John Brunsdon (1933- 2014) was born in Cheltenham, Gloucester, in 1933. He went to Cheltenham Grammar School where his Art Master was George Ryland, and afterwards to Cheltenham College of Art.
In a 1995 film of Brunsdon about his career and work, he says that stumbled into print making after choosing to specialise in graphic Art at college, and that in that department was a printing press. From that moment, Brunsdon was hooked. He worked for several years as a print technician at the Digswell Arts Trust, Hertfordshire. This gave him huge experience of the process of printing and also the chance to print the work of other artists. He was appreciative of the works of his contemporaries, particularly Julian Trevelyan – who was head of the etching department at the Royal College of Art in 1955. Other tutors at the time included Alistair Grant and Edward Bawden.
Brunsdon enjoyed exploring the majestic quality of the landscape and man’s influence on it, how he ‘scratches a living on it’. He has produced some stunning Welsh landscapes, where he went on holiday with his family in the mid 60’s. By this time he was an established teacher with a printing department in his own right, and is exhibiting widely.

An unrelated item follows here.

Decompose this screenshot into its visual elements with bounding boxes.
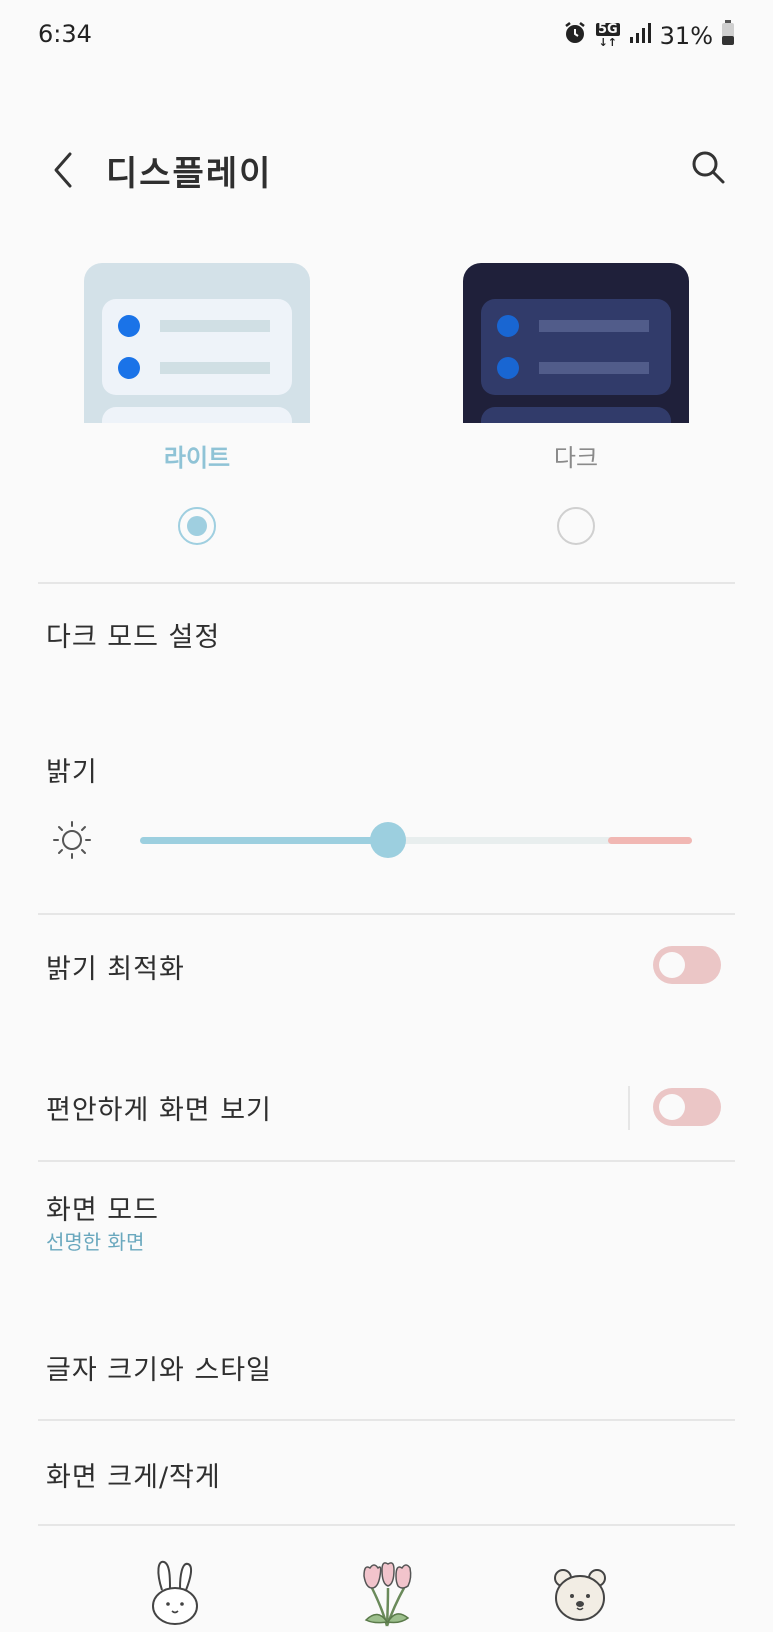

Throughout the 70’s and 80’s Brundon travels more widely around the U.K., which is reflected in his work. Cumbria, Dorset, Suffolk and Norfolk when he moves to Suffolk in the late 1970’s creating the challenges of working with flat landscapes. In 1989 he went on a working holiday to Lyme Regis, where ‘The Cobb’ is situated.

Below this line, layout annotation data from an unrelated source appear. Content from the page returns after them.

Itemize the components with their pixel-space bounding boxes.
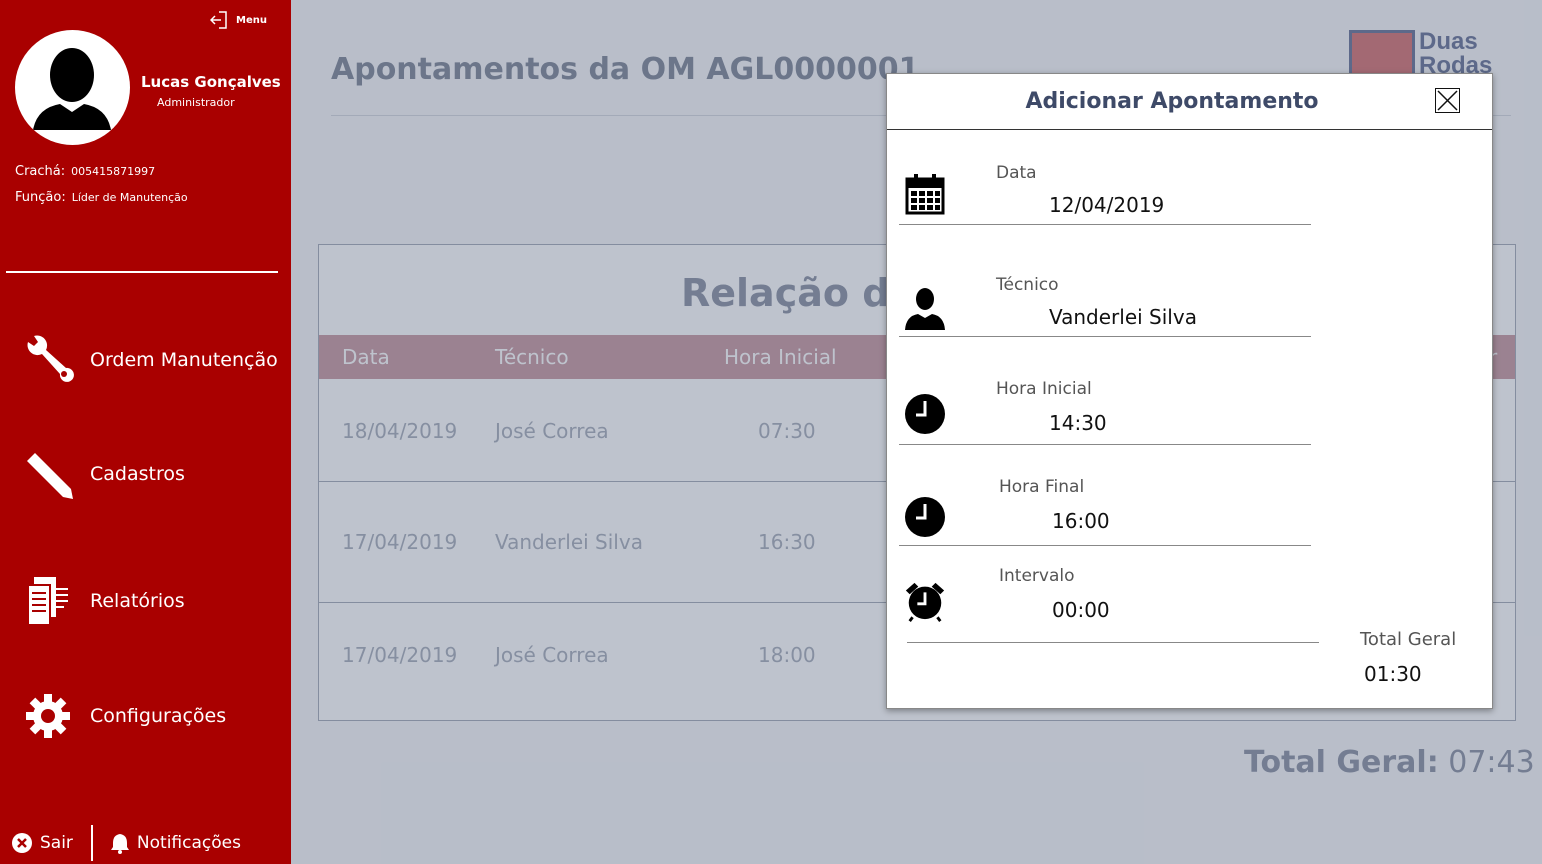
badge-label: Crachá: [15,164,66,179]
footer-divider [90,825,93,861]
date-field[interactable]: 12/04/2019 [1049,193,1164,217]
start-time-field-underline [899,444,1311,445]
nav-label: Relatórios [90,590,185,612]
date-field-underline [899,224,1311,225]
nav-item-ordem-manutencao[interactable]: Ordem Manutenção [18,330,278,390]
bell-icon [110,834,129,854]
nav-label: Ordem Manutenção [90,349,278,371]
date-label: Data [996,163,1037,183]
interval-field[interactable]: 00:00 [1052,598,1110,622]
nav-label: Configurações [90,705,227,727]
function-value: Líder de Manutenção [71,191,188,204]
add-appointment-dialog: Adicionar Apontamento Data 12/04/2019 Té… [886,73,1493,709]
user-role: Administrador [157,96,235,109]
logout-label: Sair [40,833,73,853]
start-time-field[interactable]: 14:30 [1049,411,1107,435]
badge-value: 005415871997 [71,165,156,178]
clock-icon [903,495,947,539]
calendar-icon [903,172,947,216]
dialog-total-value: 01:30 [1364,662,1422,686]
close-icon [1437,90,1458,111]
user-silhouette-icon [33,48,111,130]
badge-info: Crachá: 005415871997 [15,164,155,179]
technician-label: Técnico [996,275,1059,295]
function-label: Função: [15,190,66,205]
sidebar: Menu Lucas Gonçalves Administrador Crach… [0,0,291,864]
close-button[interactable] [1435,88,1460,113]
wrench-icon [18,330,78,390]
function-info: Função: Líder de Manutenção [15,190,188,205]
start-time-label: Hora Inicial [996,379,1092,399]
nav-item-configuracoes[interactable]: Configurações [18,686,226,746]
sidebar-footer: Sair Notificações [0,822,291,864]
dialog-title: Adicionar Apontamento [1025,89,1319,114]
interval-field-underline [907,642,1319,643]
end-time-field[interactable]: 16:00 [1052,509,1110,533]
reports-icon [18,571,78,631]
person-icon [903,286,947,330]
avatar [15,30,130,145]
gear-icon [18,686,78,746]
menu-label: Menu [236,14,267,26]
nav-label: Cadastros [90,463,185,485]
technician-field-underline [899,336,1311,337]
alarm-clock-icon [903,579,947,623]
nav-item-relatorios[interactable]: Relatórios [18,571,185,631]
clock-icon [903,392,947,436]
pencil-icon [18,444,78,504]
logout-button[interactable]: Sair [12,833,73,853]
end-time-label: Hora Final [999,477,1085,497]
menu-exit-icon [210,11,227,29]
nav-item-cadastros[interactable]: Cadastros [18,444,185,504]
notifications-label: Notificações [136,833,241,853]
sidebar-divider [6,271,278,273]
notifications-button[interactable]: Notificações [109,832,241,854]
dialog-header-divider [887,129,1492,130]
interval-label: Intervalo [999,566,1075,586]
menu-toggle-button[interactable]: Menu [210,10,267,30]
user-name: Lucas Gonçalves [141,73,281,91]
close-circle-icon [12,833,32,853]
end-time-field-underline [899,545,1311,546]
technician-field[interactable]: Vanderlei Silva [1049,305,1197,329]
dialog-total-label: Total Geral [1360,629,1457,650]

In the late 80’s and early 90’s he made studies of some of the iconic British heritage sites, including churches and country houses. My mum bought one of his prints of Ely Cathedral on holiday there when I was much younger. It is still on her wall now, and still catches my attention as I go by, with his signature skeleton trees. His work is much loved and collected. It is in the collections of the Tate, the Arts Council, the Government art collection, the V&A, MOMA (NY) and many private collections.